Re: QueryFilter vs CachingWrapperFilter vs RangeQuery

2004-12-07 Thread Chris Hostetter
: > executes the search, i would keep a static reference to SearchIndexer
: > and then when i want to invalidate the cache, set it to null or create

: design of your system.  But, yes, you do need to keep a reference to it
: for the cache to work properly.  If you use a new IndexSearcher
: instance (I'm simplifying here, you could have an IndexReader instance
: yourself too, but I'm ignoring that possibility) then the filtering
: process occurs for each search rather than using the cache.

Assuming you have a finite number of Filters, and assuming those Filters
are expensive enough to be worth it...

Another approach you can take to "share" the cache among multiple
IndexReaders is to explicitly call the bits method on your filter(s) once,
and then cache the resulting BitSet anywhere you want (ie: serialize it to
disk if you so choose).  and then impliment a "BitsFilter" class that you
can construct directly from a BitSet regardless of the IndexReader.  The
down side of this approach is that it will *ONLY* work if you arecertain
that the index is never being modified.  If any documents get added, or
the index gets re-optimized you must regenerate all of the BitSets.

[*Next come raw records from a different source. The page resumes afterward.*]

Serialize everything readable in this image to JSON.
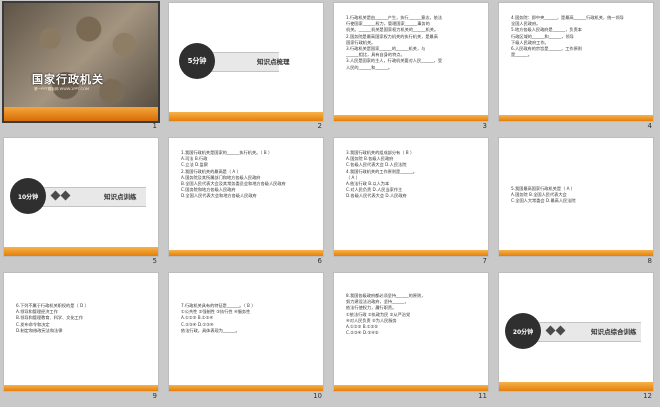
{
  "slides": [
    {
      "number": "1",
      "type": "cover",
      "title": "国家行政机关",
      "subtitle": "第一PPT模板网 WWW.1PPT.COM"
    },
    {
      "number": "2",
      "type": "section",
      "minutes": "5分钟",
      "label": "知识点梳理"
    },
    {
      "number": "3",
      "type": "text",
      "lines": [
        "1.行政机关是由______产生，执行______意志，依法",
        "行使国家______权力，管理国家______事务的",
        "机关。______机关是国家权力机关的______机关。",
        "2.国务院是最高国家权力机关的执行机关，是最高",
        "国家行政机关。",
        "3.行政机关是国家______的______机关，与",
        "______相比，具有自身的特点。",
        "3.人民是国家的主人，行政机关要对人民______，受",
        "人民的______和______。"
      ]
    },
    {
      "number": "4",
      "type": "text",
      "lines": [
        "4.国务院：即中央______，是最高______行政机关，统一领导",
        "全国人民政府。",
        "5.地方各级人民政府是______，负责本",
        "行政区域的______和______，领导",
        "下级人民政府工作。",
        "6.人民政府的宗旨是______，工作原则",
        "是______。"
      ]
    },
    {
      "number": "5",
      "type": "section",
      "minutes": "10分钟",
      "label": "知识点训练"
    },
    {
      "number": "6",
      "type": "text",
      "lines": [
        "1.我国行政机关是国家的______执行机关。（ B ）",
        "A.司法  B.行政",
        "C.立法  D.监察",
        "2.我国行政机关的最高是（ A ）",
        "A.国务院及其所属部门和地方各级人民政府",
        "B.全国人民代表大会及其常务委员会和地方各级人民政府",
        "C.国务院和地方各级人民政府",
        "D.全国人民代表大会和地方各级人民政府"
      ]
    },
    {
      "number": "7",
      "type": "text",
      "lines": [
        "3.我国行政机关的组成部分有（ B ）",
        "A.国务院  B.各级人民政府",
        "C.各级人民代表大会  D.人民法院",
        "4.我国行政机关的工作原则是______。",
        "（ A ）",
        "A.依法行政  B.以人为本",
        "C.对人民负责  D.人民当家作主",
        "D.各级人民代表大会  D.人民政府"
      ]
    },
    {
      "number": "8",
      "type": "text",
      "lines": [
        "5.我国最高国家行政机关是（ A ）",
        "A.国务院  B.全国人民代表大会",
        "C.全国人大常委会  D.最高人民法院"
      ]
    },
    {
      "number": "9",
      "type": "text",
      "lines": [
        "6.下列不属于行政机关职权的是（ D ）",
        "A.领导和管理经济工作",
        "B.领导和管理教育、科学、文化工作",
        "C.发布命令和决定",
        "D.制定和修改宪法和法律"
      ]
    },
    {
      "number": "10",
      "type": "text",
      "lines": [
        "7.行政机关具有的特征是______。（ B ）",
        "①公共性  ②强制性  ③执行性  ④服务性",
        "A.①②③  B.①②④",
        "C.②③④  D.①③④",
        "依法行政，具体表现为______。"
      ]
    },
    {
      "number": "11",
      "type": "text",
      "lines": [
        "8.我国各级政府都必须坚持______的原则，",
        "努力建设法治政府，坚持______，",
        "依法行使权力，履行职责。",
        "①依法行政  ②执政为民  ③从严治党",
        "④对人民负责  ⑤为人民服务",
        "A.①②③  B.①②⑤",
        "C.②③④  D.③④⑤"
      ]
    },
    {
      "number": "12",
      "type": "section",
      "minutes": "20分钟",
      "label": "知识点综合训练"
    }
  ],
  "colors": {
    "accent": "#e8901c",
    "answer": "#d40000",
    "badge": "#2f2f2f"
  }
}
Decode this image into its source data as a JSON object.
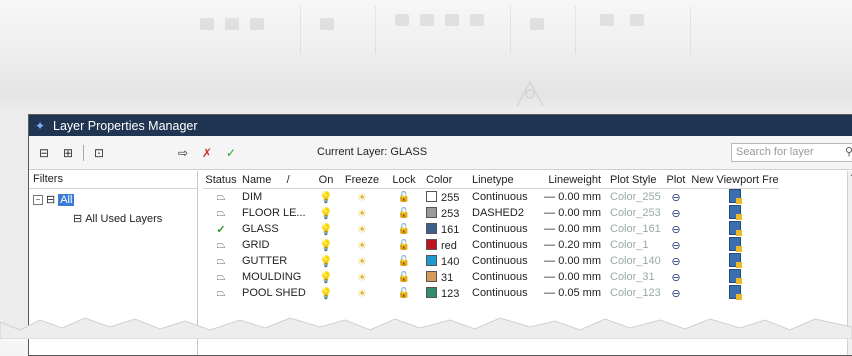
{
  "window": {
    "title": "Layer Properties Manager"
  },
  "toolbar": {
    "current_layer_label": "Current Layer: GLASS",
    "search_placeholder": "Search for layer"
  },
  "filters": {
    "header": "Filters",
    "root": "All",
    "child": "All Used Layers"
  },
  "columns": [
    "Status",
    "Name",
    "/",
    "On",
    "Freeze",
    "Lock",
    "Color",
    "Linetype",
    "Lineweight",
    "Plot Style",
    "Plot",
    "New Viewport Fre"
  ],
  "layers": [
    {
      "status": "",
      "name": "DIM",
      "color_num": "255",
      "color_hex": "#ffffff",
      "linetype": "Continuous",
      "lineweight": "0.00 mm",
      "plot_style": "Color_255"
    },
    {
      "status": "",
      "name": "FLOOR LE...",
      "color_num": "253",
      "color_hex": "#9a9a9a",
      "linetype": "DASHED2",
      "lineweight": "0.00 mm",
      "plot_style": "Color_253"
    },
    {
      "status": "current",
      "name": "GLASS",
      "color_num": "161",
      "color_hex": "#3d5f8c",
      "linetype": "Continuous",
      "lineweight": "0.00 mm",
      "plot_style": "Color_161"
    },
    {
      "status": "",
      "name": "GRID",
      "color_num": "red",
      "color_hex": "#c0141e",
      "linetype": "Continuous",
      "lineweight": "0.20 mm",
      "plot_style": "Color_1"
    },
    {
      "status": "",
      "name": "GUTTER",
      "color_num": "140",
      "color_hex": "#1e9ad1",
      "linetype": "Continuous",
      "lineweight": "0.00 mm",
      "plot_style": "Color_140"
    },
    {
      "status": "",
      "name": "MOULDING",
      "color_num": "31",
      "color_hex": "#d79a5d",
      "linetype": "Continuous",
      "lineweight": "0.00 mm",
      "plot_style": "Color_31"
    },
    {
      "status": "",
      "name": "POOL SHED",
      "color_num": "123",
      "color_hex": "#2f8f6e",
      "linetype": "Continuous",
      "lineweight": "0.05 mm",
      "plot_style": "Color_123"
    }
  ],
  "icons": {
    "app": "layer-manager-icon",
    "on": "lightbulb-icon",
    "freeze": "sun-icon",
    "lock": "unlock-icon",
    "plot": "printer-icon",
    "nvf": "viewport-freeze-icon"
  }
}
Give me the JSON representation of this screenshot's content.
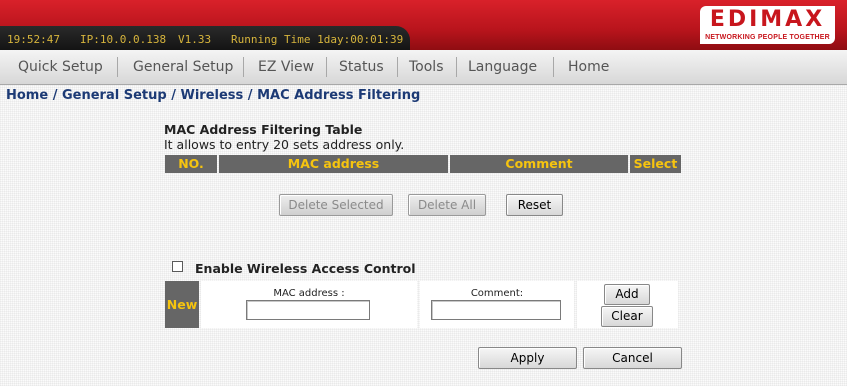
{
  "status_bar": {
    "time": "19:52:47",
    "ip": "IP:10.0.0.138",
    "version": "V1.33",
    "running_time": "Running Time 1day:00:01:39"
  },
  "logo": {
    "brand": "EDIMAX",
    "tagline": "NETWORKING PEOPLE TOGETHER"
  },
  "nav": {
    "items": [
      "Quick Setup",
      "General Setup",
      "EZ View",
      "Status",
      "Tools",
      "Language",
      "Home"
    ]
  },
  "breadcrumb": {
    "items": [
      "Home",
      "General Setup",
      "Wireless",
      "MAC Address Filtering"
    ],
    "separator": " / "
  },
  "filter_table": {
    "title": "MAC Address Filtering Table",
    "note": "It allows to entry 20 sets address only.",
    "columns": [
      "NO.",
      "MAC address",
      "Comment",
      "Select"
    ],
    "rows": [],
    "buttons": {
      "delete_selected": "Delete Selected",
      "delete_all": "Delete All",
      "reset": "Reset"
    }
  },
  "access_control": {
    "enable_label": "Enable Wireless Access Control",
    "enabled": false,
    "new_label": "New",
    "mac_label": "MAC address :",
    "mac_value": "",
    "comment_label": "Comment:",
    "comment_value": "",
    "add_button": "Add",
    "clear_button": "Clear"
  },
  "footer": {
    "apply_button": "Apply",
    "cancel_button": "Cancel"
  },
  "colors": {
    "header_red": "#c8161d",
    "status_text": "#d6b43c",
    "table_header_bg": "#666666",
    "table_header_text": "#f6c40f",
    "breadcrumb_text": "#1c3a75"
  }
}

(That's why the CachingWrapperFilter's cache is keyed off of hte
IndexReader ... as long as you're re-using the same IndexReader, it know's
that the cached BitSet must still be valid, because an IndexReader
allways sees the same index as when it was opened, even if another
thread/process modifies it.)


class BitsFilter {
   BitSet bits;
   public BitsFilter(BitSet bits) {
 this.bits=bits;
   }
   public BitSet bigs(IndexReader r) {
 return bits.clone();
   }
}




-Hoss


-
To unsubscribe, e-mail: [EMAIL PROTECTED]
For additional commands, e-mail: [EMAIL PROTECTED]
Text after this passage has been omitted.